Инициированный мною полный запрет на обсуждение данной темы на нашей кафедре, в том числе со студентами и аспирантами, позволял всем моим коллегам честно заявлять окружающим, – в случае появления таких вопросов к ним со стороны посторонних, – что они вообще не в курсе хронологической проблемы. И, тем самым, они могли легко уклониться от каких-либо ненужных обсуждений и будоражащих споров. Ведь, как и в любом коллективе, у нас на кафедре есть интересующиеся этой темой, есть настроенные отрицательно (и даже резко отрицательно), и есть вовсе не интересующиеся. Однажды один из членов моей кафедры недоумевающе спросил меня – а верю ли я сам в то, что пишу. Я искренне удивился и ответил, что хронология – это предмет науки, а не веры. Разговор как-то сразу иссяк, и больше на эту тему не возобновлялся. К счастью, никаких обсуждений проблем истории, как древней, так и настоящей, у нас на кафедре никогда не возникало.
В частности, я пресек начавшие было звучать снаружи обвинения в мой адрес, что, я, дескать, пользуясь положением заведующего кафедры, силком заставляю подчиненных читать свои хронологические труды. Правда, в са́мом начале (это длилось, к счастью, совсем недолго), несколько наших книг по математическим методам в хронологии я необдуманно подарил некоторым членам кафедры. Но вскоре, осознав всю щекотливость возникающей ситуации, полностью прекратил эту практику. С тех пор наши книги по хронологии на кафедре никогда не распространялись и не обсуждались. Хотя в большой научной библиотеке нашей кафедры, занимающей несколько объемистых шкафов, наши книги по хронологии все-таки присутствуют. Ведь это – важная тема из области прикладной математики.
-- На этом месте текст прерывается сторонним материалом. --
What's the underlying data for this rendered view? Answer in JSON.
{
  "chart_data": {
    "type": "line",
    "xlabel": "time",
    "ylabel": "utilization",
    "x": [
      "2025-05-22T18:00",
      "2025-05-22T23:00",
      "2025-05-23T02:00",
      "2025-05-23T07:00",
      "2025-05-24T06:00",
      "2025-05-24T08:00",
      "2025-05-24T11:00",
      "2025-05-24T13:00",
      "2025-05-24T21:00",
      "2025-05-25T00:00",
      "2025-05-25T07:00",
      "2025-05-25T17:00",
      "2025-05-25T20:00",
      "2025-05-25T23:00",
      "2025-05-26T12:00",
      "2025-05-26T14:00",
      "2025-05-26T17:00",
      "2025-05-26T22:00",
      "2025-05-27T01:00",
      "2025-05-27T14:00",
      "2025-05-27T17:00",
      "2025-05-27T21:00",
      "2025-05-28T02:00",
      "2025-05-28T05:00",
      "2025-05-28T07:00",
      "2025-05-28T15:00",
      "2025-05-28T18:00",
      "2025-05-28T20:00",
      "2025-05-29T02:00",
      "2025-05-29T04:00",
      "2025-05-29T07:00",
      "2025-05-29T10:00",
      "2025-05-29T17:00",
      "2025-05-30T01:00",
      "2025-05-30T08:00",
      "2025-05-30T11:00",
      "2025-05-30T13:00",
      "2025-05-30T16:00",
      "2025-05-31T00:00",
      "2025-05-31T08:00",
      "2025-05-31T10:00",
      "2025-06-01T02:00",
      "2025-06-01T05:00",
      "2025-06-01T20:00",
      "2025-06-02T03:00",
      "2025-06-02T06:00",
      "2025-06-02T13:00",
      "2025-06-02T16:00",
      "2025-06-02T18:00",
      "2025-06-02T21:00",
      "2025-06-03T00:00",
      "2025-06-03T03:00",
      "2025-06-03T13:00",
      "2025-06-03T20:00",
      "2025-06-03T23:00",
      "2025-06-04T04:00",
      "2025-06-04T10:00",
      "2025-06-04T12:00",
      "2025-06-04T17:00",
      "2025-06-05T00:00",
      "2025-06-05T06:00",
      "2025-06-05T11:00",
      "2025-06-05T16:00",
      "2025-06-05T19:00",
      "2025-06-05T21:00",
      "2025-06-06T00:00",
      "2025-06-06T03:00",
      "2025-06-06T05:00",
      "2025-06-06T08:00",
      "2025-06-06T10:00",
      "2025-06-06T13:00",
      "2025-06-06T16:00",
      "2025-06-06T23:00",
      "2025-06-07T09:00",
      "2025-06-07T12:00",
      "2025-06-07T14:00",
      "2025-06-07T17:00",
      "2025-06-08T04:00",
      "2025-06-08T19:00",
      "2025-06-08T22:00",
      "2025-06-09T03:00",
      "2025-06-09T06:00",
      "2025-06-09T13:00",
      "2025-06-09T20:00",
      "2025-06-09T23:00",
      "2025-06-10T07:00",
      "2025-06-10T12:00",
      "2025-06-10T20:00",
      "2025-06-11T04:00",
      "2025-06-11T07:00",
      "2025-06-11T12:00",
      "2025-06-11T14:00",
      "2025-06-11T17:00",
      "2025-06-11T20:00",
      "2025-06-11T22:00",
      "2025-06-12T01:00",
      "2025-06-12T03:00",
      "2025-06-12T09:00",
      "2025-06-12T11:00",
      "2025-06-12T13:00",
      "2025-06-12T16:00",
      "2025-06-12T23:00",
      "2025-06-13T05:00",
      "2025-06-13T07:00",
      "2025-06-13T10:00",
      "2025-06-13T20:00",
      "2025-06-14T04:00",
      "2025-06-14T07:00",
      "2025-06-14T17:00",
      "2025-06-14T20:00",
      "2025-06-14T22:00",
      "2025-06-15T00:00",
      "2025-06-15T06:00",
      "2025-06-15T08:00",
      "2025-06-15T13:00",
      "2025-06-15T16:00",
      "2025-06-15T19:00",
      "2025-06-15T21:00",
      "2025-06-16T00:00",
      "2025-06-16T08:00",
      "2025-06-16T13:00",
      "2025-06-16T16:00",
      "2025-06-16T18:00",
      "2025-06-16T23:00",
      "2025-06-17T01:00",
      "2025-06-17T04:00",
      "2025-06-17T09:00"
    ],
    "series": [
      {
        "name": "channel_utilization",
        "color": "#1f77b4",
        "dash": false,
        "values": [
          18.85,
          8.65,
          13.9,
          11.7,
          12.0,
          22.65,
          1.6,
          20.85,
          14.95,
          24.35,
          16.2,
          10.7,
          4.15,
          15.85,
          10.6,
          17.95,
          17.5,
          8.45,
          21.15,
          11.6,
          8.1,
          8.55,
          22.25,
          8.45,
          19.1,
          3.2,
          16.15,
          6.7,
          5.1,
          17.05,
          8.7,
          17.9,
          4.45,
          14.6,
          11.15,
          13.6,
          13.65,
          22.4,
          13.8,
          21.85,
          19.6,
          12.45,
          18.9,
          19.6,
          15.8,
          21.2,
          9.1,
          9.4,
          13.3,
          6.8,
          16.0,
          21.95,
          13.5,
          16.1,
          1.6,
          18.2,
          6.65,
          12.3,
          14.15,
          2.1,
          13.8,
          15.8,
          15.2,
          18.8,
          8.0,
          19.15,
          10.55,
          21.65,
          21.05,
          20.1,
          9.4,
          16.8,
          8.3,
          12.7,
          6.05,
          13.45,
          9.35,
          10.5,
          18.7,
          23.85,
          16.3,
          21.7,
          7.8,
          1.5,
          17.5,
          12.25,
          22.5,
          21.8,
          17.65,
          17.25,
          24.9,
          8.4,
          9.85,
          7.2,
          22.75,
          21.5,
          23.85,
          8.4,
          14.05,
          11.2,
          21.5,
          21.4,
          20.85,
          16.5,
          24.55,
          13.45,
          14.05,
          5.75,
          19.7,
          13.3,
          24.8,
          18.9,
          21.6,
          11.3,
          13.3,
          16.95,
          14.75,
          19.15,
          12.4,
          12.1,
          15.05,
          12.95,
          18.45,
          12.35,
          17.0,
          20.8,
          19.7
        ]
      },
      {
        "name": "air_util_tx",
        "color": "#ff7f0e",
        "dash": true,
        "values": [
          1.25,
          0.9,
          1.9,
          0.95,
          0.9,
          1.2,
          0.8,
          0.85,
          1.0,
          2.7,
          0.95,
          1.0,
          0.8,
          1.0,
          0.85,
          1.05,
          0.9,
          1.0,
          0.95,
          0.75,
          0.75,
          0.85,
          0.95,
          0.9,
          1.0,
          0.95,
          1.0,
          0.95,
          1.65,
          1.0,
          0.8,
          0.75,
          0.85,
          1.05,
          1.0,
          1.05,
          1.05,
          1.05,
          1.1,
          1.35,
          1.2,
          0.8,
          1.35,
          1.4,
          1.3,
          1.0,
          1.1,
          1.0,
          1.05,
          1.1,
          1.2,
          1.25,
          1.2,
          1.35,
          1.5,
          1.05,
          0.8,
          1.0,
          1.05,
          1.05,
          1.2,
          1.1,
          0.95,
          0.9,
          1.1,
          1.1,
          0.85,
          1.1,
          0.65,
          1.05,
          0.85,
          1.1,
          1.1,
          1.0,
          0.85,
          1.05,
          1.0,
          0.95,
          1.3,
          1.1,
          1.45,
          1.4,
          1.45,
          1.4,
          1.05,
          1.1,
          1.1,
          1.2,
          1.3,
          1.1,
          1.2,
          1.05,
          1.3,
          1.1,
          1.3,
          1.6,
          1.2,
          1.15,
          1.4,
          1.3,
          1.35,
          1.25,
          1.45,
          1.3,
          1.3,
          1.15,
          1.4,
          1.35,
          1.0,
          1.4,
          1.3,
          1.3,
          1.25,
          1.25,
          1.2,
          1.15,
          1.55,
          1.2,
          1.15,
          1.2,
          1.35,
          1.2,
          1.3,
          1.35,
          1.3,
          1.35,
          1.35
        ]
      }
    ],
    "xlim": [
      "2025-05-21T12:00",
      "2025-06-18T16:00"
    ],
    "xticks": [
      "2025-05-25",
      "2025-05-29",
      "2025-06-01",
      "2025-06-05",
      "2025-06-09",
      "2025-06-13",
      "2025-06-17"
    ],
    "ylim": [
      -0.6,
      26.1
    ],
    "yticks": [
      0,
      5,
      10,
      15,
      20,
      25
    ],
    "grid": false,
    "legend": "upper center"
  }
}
Кроме того, многие наши книги по хронологии были переданы мною в центральную научную библиотеку МГУ. Надеюсь, что члены кафедры, – во всяком случае те, кто слышал об этой тематике, – благодарны мне за то, что я вывел все бурные споры о хронологии далеко за пределы нашего коллектива, оградив коллег от психологического напряжения и смуты.
Повторю, что, несмотря на неоднократные предложения от самых разных лиц, никогда не вел на нашем факультете никаких публичных семинаров по вопросам хронологии. В то же время, на истфаке МГУ выступал несколько раз на эту тему, пока руководство истфака это не запретило (кстати, в грубой форме).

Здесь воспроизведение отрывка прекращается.